Answer the following questions in three to lour sentences each:

Question 1.
‘The forest that was empty’- What would happen if the forest remains empty?
Answer:
Without the trees, there is no existence of the forest. Forest is the natural habitat of trees, birds, insects, and other wild animals. In the absence of the trees in the forest, ecological balance would be disturbed. All the activities of the beasts and birds would stop. They need protection from the hunting and other natural calamities.

Question 2.
What is the central theme of the poem ‘The Trees’?
Answer:
Adrienne Rich’s ‘The Trees’ is a poem about nature. The poet has given a visual picture of an alternative space where the trees have managed to escape from an artificial house. Here, the poet has personified nature. This poem brings the body and mind of trees together, which extend to the unconscious mind. The uprooted trees are kept in the modern artificial house and it depicts the trees have become free breaking all the artificial barriers.

Question 3.
Why does the poet compare the trees with ‘patients’ ?
Answer:
The poet has used a conceit where she compares the ‘long-cramped’ branches that have been shuffliffg under the roof to newly discharged patients who look half-dazed as they move towards the hospital doors after long illnesses and wait to get out of the hospital.
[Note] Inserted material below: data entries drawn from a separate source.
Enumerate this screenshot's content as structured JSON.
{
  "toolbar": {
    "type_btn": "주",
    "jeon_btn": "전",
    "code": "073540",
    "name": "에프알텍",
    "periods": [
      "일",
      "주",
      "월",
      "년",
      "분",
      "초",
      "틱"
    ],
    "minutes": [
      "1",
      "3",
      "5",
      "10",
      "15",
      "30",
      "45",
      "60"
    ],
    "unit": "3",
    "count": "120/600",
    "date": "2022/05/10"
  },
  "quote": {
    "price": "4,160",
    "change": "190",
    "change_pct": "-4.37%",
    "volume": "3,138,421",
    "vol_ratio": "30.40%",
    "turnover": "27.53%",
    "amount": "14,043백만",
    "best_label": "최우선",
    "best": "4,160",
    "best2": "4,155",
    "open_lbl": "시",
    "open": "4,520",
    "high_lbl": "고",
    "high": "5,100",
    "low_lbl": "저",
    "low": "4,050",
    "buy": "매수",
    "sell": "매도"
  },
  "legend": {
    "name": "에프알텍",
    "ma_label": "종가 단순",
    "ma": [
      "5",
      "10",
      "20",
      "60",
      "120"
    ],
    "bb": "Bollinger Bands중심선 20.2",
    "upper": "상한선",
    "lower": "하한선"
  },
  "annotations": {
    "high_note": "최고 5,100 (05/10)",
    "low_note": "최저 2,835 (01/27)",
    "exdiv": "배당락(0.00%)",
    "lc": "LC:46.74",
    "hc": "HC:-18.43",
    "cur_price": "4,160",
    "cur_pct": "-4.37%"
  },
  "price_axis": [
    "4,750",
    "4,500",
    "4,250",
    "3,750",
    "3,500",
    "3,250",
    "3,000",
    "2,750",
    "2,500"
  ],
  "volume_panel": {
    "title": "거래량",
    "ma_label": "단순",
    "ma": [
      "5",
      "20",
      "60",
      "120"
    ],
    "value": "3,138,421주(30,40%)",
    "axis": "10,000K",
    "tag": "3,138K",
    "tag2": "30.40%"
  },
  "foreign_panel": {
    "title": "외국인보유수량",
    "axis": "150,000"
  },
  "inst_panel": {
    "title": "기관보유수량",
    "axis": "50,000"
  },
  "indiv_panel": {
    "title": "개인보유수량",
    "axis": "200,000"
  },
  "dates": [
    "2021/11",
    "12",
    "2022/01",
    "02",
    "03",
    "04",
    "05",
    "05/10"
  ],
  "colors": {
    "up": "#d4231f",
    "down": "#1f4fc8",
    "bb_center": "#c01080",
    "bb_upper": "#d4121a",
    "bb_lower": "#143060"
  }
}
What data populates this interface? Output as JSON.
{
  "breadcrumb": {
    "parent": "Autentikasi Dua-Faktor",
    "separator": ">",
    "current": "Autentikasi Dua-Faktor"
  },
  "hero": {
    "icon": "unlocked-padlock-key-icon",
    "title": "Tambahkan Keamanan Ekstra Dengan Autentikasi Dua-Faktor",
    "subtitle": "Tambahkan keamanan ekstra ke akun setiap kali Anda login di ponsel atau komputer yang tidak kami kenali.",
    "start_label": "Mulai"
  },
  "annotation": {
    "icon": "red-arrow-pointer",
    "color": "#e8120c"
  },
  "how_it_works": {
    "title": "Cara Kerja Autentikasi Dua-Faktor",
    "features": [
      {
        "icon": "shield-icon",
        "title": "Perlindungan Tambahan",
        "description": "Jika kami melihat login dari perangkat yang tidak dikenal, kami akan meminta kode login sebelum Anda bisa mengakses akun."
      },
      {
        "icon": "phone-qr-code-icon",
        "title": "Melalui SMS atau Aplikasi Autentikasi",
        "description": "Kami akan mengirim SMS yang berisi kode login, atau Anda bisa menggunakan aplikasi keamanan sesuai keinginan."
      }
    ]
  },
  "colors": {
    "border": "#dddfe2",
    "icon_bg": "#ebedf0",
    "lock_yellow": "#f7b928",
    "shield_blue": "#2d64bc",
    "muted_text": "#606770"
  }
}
As, the patients want to get free from the hospital, in the same manner, the trees urge to be free from the prison house. The poet shows like a human, the trees also need freedom and they can achieve it when they are in the forest not in an artificial house.

Question 4.
‘All night the roots work’. How do the roots work?
Answer:
In this poem, the trees are kept in the poet’s house where the trees become captive in the house and urge for freedom. Thus, the roots work all night to disengage themselves from the cracks in the veranda floor. The leaves make efforts to move towards the‘glass, while the small twigs get stiff with exertion.

GSEB Solutions Class 10 English First Flight Poem 8 The Trees

The Trees Summary in English

The Trees Introduction:
Adrienne Cecile Rich (May 16, 1929 – March 27, 2012) was an American poet, essayist and feminist. She was called ‘one of the most widely read and influential poets of the second half of the 20th century’, and was credited with bringing ‘the oppression of women and lesbians to the forefront of poetic discourse’. Her first collection of poetry, A Change of World, was selected by renowned poet W. H. Auden for the Yale Series of Younger Poets Award.

The Trees Summary:
The ‘I’, the voice of the speaker of Adrienne Rich’s poem, ‘The Trees’, is a voice with a body engaged in activities and sensing intrusions that are not organic to the conventions of a nature poem. This is, in fact, an (un)natural poem that narrates the struggle of a population of trees to escape the confines of a greenhouse. In evoking the trees’ ‘strain’, the poem demonstrates the unsuitability of language itself as a greenhouse or container of nature.

The speaker is a witness to the trees’ exodus, but distances herself from participating in the making of something out of the spectacle. She ‘sit[s]’ and ‘writ[es]’ but not poems, Tong letters’, in which she ‘scarcely mention[s] the departure of the forest.’ Even though the speaker addresses an audience, her own ‘head is full of whispers’ – she’s an audience as well. We, however, the audience to the poem, are compelled by the command:‘Listen’. The speaker reaches across the barrier between poem and audience, a transaction that occurs on a page, and says: Listen, you.

Adrienne Rich articulates her consciousness of the many levels of inner and outer and the blurring of the boundaries between them. The trees, ‘long-cramped … under the roof’ are trying to get out while, the speaker remains in the space the trees long to escape. An open door makes the ‘night’ and the ‘whole moon’ and the ‘sky’ available to the speaker; at the same time, through this door ‘the smell of leaves …/still reaches’ back in. The speaker’s ‘head’ is another interior, implicitly entered by ‘whispers’.